Having a physical space to do that is important, Becker says. “It’s not just ‘We’re going to let you sit on our patio for a few hours and drink our beer,’ ” she says. “It’s ‘We want to help you create a space for women during this time.’ And those are two very different things.”
The Provincetown Brewing Company, though owned by men, is doing that, Becker says.
Becker wonders about the potential for women-owned businesses to create women-centered events. “There are a couple of women who own bars in town,” Becker said. “I’m trying to elbow my way in to create space.” She keeps asking, she says, “Where are these people who actually have the space?”
Cass Benson of Provincetown has owned the Harbor Lounge for 13 years. She’s not convinced lesbian-only places would be well supported in town. Her beachfront establishment is open to all. “We encourage everyone to come — that’s our business model,” Benson says. “It’s a short season; we gotta get ’em all in.”
Benson says she did not consider making the Harbor Lounge a lesbian space. “Why would I?” she says. “Just because I’m a lesbian? No, I want to run a bar that’s for everybody.”

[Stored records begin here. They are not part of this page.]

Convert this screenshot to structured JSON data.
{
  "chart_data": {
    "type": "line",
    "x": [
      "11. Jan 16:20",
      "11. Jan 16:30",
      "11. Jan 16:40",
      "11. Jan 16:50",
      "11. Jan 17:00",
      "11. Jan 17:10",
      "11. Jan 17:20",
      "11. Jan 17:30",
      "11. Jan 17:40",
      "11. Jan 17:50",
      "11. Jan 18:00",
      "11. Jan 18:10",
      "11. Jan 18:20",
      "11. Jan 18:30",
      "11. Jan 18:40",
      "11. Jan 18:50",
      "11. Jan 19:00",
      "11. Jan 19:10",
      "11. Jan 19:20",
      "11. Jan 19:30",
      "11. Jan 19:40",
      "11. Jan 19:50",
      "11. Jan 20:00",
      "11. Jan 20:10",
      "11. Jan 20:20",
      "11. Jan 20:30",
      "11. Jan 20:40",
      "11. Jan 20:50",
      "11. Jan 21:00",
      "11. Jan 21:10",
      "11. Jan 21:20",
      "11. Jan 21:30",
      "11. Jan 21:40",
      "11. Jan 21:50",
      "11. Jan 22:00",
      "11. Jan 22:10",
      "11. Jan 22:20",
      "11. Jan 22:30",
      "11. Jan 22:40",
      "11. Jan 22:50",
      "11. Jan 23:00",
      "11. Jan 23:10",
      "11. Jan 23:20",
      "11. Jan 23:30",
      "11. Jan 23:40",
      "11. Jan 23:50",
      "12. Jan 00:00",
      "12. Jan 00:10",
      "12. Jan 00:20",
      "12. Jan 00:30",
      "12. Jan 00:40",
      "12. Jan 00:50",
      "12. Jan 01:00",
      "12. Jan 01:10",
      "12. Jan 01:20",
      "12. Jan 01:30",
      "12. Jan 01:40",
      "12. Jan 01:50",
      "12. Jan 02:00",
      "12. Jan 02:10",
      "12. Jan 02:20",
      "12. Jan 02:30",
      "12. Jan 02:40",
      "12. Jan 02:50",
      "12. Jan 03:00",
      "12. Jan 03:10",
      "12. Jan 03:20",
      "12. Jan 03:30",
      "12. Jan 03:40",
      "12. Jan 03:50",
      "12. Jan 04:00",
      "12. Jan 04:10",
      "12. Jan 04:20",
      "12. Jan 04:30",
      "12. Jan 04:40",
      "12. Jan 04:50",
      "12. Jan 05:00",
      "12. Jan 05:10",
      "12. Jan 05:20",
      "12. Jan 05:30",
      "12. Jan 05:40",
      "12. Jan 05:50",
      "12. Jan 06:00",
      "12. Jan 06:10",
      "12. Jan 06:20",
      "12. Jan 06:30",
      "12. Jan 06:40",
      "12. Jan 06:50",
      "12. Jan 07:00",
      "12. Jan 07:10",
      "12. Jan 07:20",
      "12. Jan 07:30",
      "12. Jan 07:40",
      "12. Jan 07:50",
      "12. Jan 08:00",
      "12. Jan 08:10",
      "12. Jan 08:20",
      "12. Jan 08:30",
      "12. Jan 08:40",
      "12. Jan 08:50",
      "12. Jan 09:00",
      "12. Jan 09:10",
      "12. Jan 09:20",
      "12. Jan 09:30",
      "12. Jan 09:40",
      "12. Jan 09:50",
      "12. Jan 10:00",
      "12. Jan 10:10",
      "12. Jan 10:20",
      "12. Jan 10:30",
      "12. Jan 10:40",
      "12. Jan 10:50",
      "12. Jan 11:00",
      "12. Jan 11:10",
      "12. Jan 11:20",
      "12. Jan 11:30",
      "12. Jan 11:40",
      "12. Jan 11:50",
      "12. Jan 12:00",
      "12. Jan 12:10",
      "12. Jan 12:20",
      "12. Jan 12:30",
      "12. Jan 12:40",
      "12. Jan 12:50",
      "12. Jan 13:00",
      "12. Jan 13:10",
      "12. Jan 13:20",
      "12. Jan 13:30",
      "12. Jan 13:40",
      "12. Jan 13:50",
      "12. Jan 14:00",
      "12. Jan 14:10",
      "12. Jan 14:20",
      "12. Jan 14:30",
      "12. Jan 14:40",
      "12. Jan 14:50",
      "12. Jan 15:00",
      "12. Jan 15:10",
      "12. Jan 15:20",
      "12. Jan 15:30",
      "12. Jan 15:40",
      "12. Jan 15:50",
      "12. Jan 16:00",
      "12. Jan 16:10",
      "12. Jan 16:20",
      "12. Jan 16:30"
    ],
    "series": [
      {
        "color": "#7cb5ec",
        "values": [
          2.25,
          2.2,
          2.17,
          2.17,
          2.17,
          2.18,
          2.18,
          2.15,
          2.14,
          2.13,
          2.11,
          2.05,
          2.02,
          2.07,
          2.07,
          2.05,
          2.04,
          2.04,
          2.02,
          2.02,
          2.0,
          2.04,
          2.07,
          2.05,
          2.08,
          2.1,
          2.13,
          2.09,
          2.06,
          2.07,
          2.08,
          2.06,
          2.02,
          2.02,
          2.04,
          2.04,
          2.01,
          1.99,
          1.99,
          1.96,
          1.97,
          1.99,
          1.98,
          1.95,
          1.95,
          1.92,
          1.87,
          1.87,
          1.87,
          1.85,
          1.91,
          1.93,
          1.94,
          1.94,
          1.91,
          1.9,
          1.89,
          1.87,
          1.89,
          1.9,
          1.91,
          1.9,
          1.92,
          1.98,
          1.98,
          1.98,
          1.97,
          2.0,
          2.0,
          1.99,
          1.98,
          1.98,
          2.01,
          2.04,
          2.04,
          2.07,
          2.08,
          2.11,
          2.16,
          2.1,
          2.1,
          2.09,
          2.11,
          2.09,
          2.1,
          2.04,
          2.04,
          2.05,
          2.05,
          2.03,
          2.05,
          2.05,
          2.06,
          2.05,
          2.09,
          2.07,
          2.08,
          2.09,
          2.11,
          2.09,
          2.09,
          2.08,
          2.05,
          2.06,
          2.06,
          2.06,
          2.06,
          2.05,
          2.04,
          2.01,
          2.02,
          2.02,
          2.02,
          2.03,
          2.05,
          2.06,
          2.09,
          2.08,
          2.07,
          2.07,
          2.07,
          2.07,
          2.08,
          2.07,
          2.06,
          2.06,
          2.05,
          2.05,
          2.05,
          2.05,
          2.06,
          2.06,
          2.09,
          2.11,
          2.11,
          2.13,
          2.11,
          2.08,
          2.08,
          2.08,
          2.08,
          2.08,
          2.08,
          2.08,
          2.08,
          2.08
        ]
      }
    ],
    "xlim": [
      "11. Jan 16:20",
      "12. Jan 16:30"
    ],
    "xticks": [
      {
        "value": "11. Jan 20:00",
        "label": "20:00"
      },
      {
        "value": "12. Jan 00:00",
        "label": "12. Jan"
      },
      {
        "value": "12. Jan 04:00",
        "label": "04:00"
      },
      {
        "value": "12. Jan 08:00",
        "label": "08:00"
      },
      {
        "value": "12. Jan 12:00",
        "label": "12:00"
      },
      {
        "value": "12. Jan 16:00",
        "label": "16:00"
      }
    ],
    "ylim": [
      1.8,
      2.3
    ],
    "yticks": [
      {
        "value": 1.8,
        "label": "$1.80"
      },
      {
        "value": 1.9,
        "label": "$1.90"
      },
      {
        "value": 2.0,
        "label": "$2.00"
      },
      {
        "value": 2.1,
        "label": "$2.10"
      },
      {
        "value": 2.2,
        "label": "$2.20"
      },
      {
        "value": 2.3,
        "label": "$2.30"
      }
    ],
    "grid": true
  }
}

She believes that the lounge being lesbian-owned is not important to its customers. What matters more to her patrons, she says, is the fact that Benson and her wife are community members. “I think it’s more important that we’ve been here for 30 years, have two kids in the school system, and people know who we are,” Benson says.
As for the closure of lesbian bars in Provincetown, Benson says, “If you don’t support something, it’s going to close.”
Brown-Saracino says that, since lesbians tend to “fly below the radar,” people may underestimate the potential of the lesbian market. “There still are a lot of LBQT individuals in Provincetown,” she says. “I think sometimes we are overly cynical about our ability to sustain institutions.”
“I wonder if the kind of bars we need today aren’t just bars,” Brown-Saracino says. “If you have a space that is a coffee shop until noon that welcomes LBQT individuals and their kids, even.” Such a place might host nonprofit fundraisers, book signings, and, she says, “be everything for everyone to the best of its ability.”
On Aug. 17, the Provincetown Business Guild will bring back the spirit of the Pied Piper with a “Pop Up Girl Party.” Tickets are donation-based and available at ptown.org/carnival, with 80 percent of proceeds to be donated to Womencrafts, a lesbian bookshop that is raising funds to purchase the building where the shop is housed.